BHM Biography: Alice Coachman

Written by: Emily Vargo

On November 9, 1923, in Albany, Georgia, an amazing athlete that would make history was born. This athlete is Alice Coachman.

In 1938 Alice enrolled at Maddison high school and joined the track team. She took an interest in the high jump and worked hard every day to develop her skills.

Since Alice was black and a woman, she had to get creative when training. She would run barefoot on dirt paths by her house and practice jumping with whatever materials she could find and make.

In a year of her hard work and dedication, she drew the attention of the Tuskegee Institute in Tuskegee, Alabama, where she earned a scholarship.

So, at age 16, Alice went to Tuskegee Preparatory School. She worked on campus, trained, and studied. She earned a degree in dressmaking in 1946.

Alice participated in the amateur athletic union women’s national championship, where she competed barefoot and broke the college and national high jump records.

During the years 1939-1948, she won 10 national championships in a row. Besides dominating in the high jump, Alice also won national championships in the 50-meter dash, 100-meter dash, and 4 x 4 relay team for Tuskegee college.

In 1940 and 1944, Alice was supposed to go to the Olympic games, but the Olympics were canceled due to World War II. But finally, in 1948, Alice went to the Olympics in London.

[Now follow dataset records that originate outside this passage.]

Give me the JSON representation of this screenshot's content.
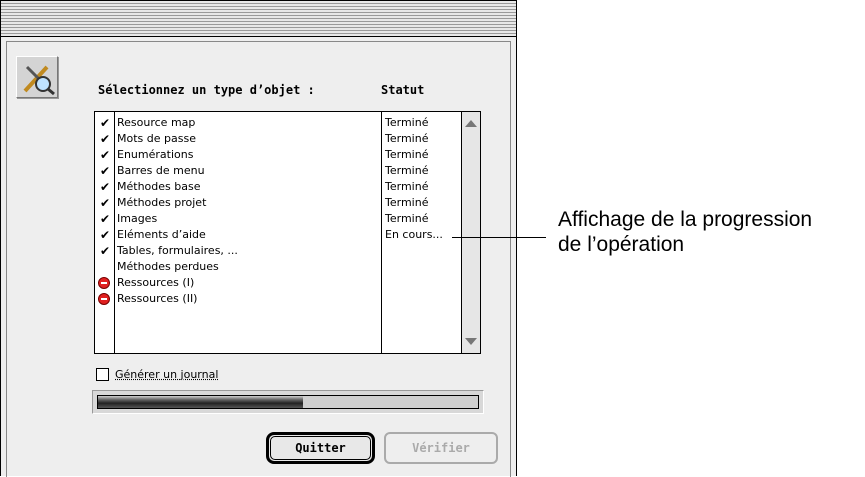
{
  "dialog": {
    "column_type_header": "Sélectionnez un type d’objet :",
    "column_status_header": "Statut",
    "items": [
      {
        "mark": "check",
        "name": "Resource map",
        "status": "Terminé"
      },
      {
        "mark": "check",
        "name": "Mots de passe",
        "status": "Terminé"
      },
      {
        "mark": "check",
        "name": "Enumérations",
        "status": "Terminé"
      },
      {
        "mark": "check",
        "name": "Barres de menu",
        "status": "Terminé"
      },
      {
        "mark": "check",
        "name": "Méthodes base",
        "status": "Terminé"
      },
      {
        "mark": "check",
        "name": "Méthodes projet",
        "status": "Terminé"
      },
      {
        "mark": "check",
        "name": "Images",
        "status": "Terminé"
      },
      {
        "mark": "check",
        "name": "Eléments d’aide",
        "status": "En cours..."
      },
      {
        "mark": "check",
        "name": "Tables, formulaires, ...",
        "status": ""
      },
      {
        "mark": "none",
        "name": "Méthodes perdues",
        "status": ""
      },
      {
        "mark": "stop",
        "name": "Ressources (I)",
        "status": ""
      },
      {
        "mark": "stop",
        "name": "Ressources (II)",
        "status": ""
      }
    ],
    "log_checkbox_label": "Générer un journal",
    "log_checkbox_checked": false,
    "progress_fraction": 0.54,
    "quit_button": "Quitter",
    "verify_button": "Vérifier",
    "verify_enabled": false,
    "icons": {
      "tool": "wrench-magnifier-icon",
      "check": "checkmark-icon",
      "stop": "stop-sign-icon"
    }
  },
  "callout": {
    "line1": "Affichage de la progression",
    "line2": "de l’opération"
  }
}
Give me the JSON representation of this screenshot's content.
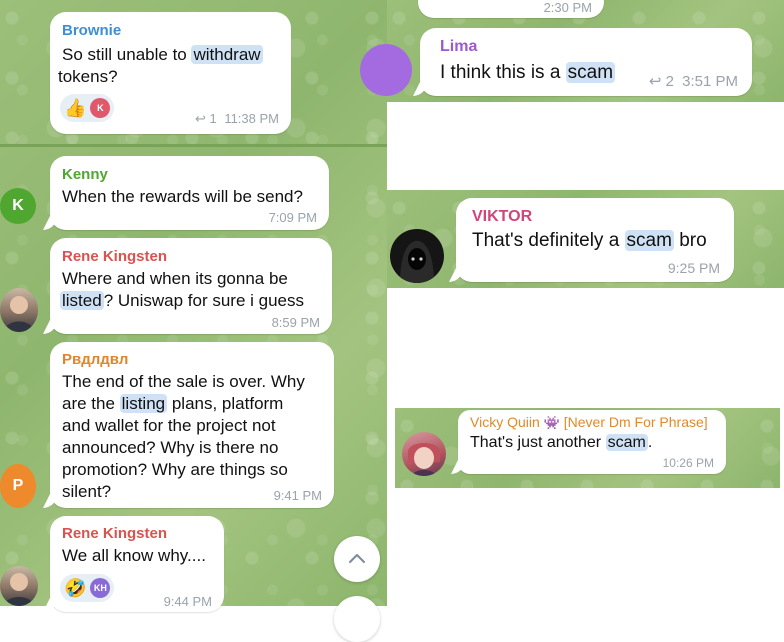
{
  "left": {
    "brownie": {
      "sender": "Brownie",
      "text_before": "So still unable to ",
      "highlight": "withdraw",
      "text_after": " tokens?",
      "reaction_emoji": "👍",
      "reaction_user": "K",
      "reply_count": "↩ 1",
      "time": "11:38 PM"
    },
    "kenny": {
      "sender": "Kenny",
      "avatar": "K",
      "text": "When the rewards will be send?",
      "time": "7:09 PM"
    },
    "rene1": {
      "sender": "Rene Kingsten",
      "line1": "Where and when its gonna be",
      "highlight": "listed",
      "after": "? Uniswap for sure i guess",
      "time": "8:59 PM"
    },
    "user_p": {
      "sender": "Рвдлдвл",
      "avatar": "P",
      "line1": "The end of the sale is over. Why",
      "line2_before": "are the ",
      "line2_highlight": "listing",
      "line2_after": " plans, platform",
      "line3": "and wallet for the project not",
      "line4": "announced? Why is there no",
      "line5": "promotion? Why are things so",
      "line6": "silent?",
      "time": "9:41 PM"
    },
    "rene2": {
      "sender": "Rene Kingsten",
      "text": "We all know why....",
      "reaction_emoji": "🤣",
      "reaction_user": "KH",
      "time": "9:44 PM"
    }
  },
  "right": {
    "top_time": "2:30 PM",
    "lima": {
      "sender": "Lima",
      "text_before": "I think this is a ",
      "highlight": "scam",
      "reply_count": "↩ 2",
      "time": "3:51 PM"
    },
    "viktor": {
      "sender": "VIKTOR",
      "text_before": "That's definitely a ",
      "highlight": "scam",
      "text_after": " bro",
      "time": "9:25 PM"
    },
    "vicky": {
      "sender_name": "Vicky Quiin",
      "sender_badge": "👾",
      "sender_tag": "[Never Dm For Phrase]",
      "text_before": "That's just another ",
      "highlight": "scam",
      "text_after": ".",
      "time": "10:26 PM"
    }
  },
  "colors": {
    "bg_green": "#93b972",
    "brownie": "#3c8fd4",
    "kenny": "#4fa72f",
    "rene": "#d9534f",
    "user_p": "#e0852b",
    "lima": "#9b59d0",
    "viktor": "#d0457a",
    "vicky": "#e08a2a",
    "highlight": "#cfe2f5"
  },
  "icons": {
    "scroll_down": "chevron-up-icon",
    "reply": "reply-arrow-icon"
  }
}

At the Olympics, on her first jump, she reached a high of 5ft 6 1⁄8 inches. Alice was the only American woman to win gold in 1948, and her medal was presented to her by King George VI.

When she returned to the United States, she became a celebrity. She was greeted with parades and met President Harry Truman and former First lady Eleanor Roosevelt.

Alice decided to go to Albany state college, where she earned her bachelor’s in Home Economics and a minor in science. Alice graduated in 1949 and became a teacher and a track and field instructor.

In 1952 she became the first African-American woman to endorse an international product when she was signed as a spokesperson by the Coca-Cola Company featured prominently on billboards alongside 1936 Olympic winner Jesse Owens.

At age 24, Alice decided to leave her athletic career behind and dedicate her life to education and job corps. In 1979 Alice was inducted into the Georgia Sports Hall of Fame.

At the 1996 summer Olympics, Alice was honored as one of the 100 greatest Olympians. Alice was also inducted into the USA Track and Field hall of fame in 1975 and the United States Olympic Hall of Fame in 2004. On July 14, 2014, Alice passed away and left behind an inspiring legacy.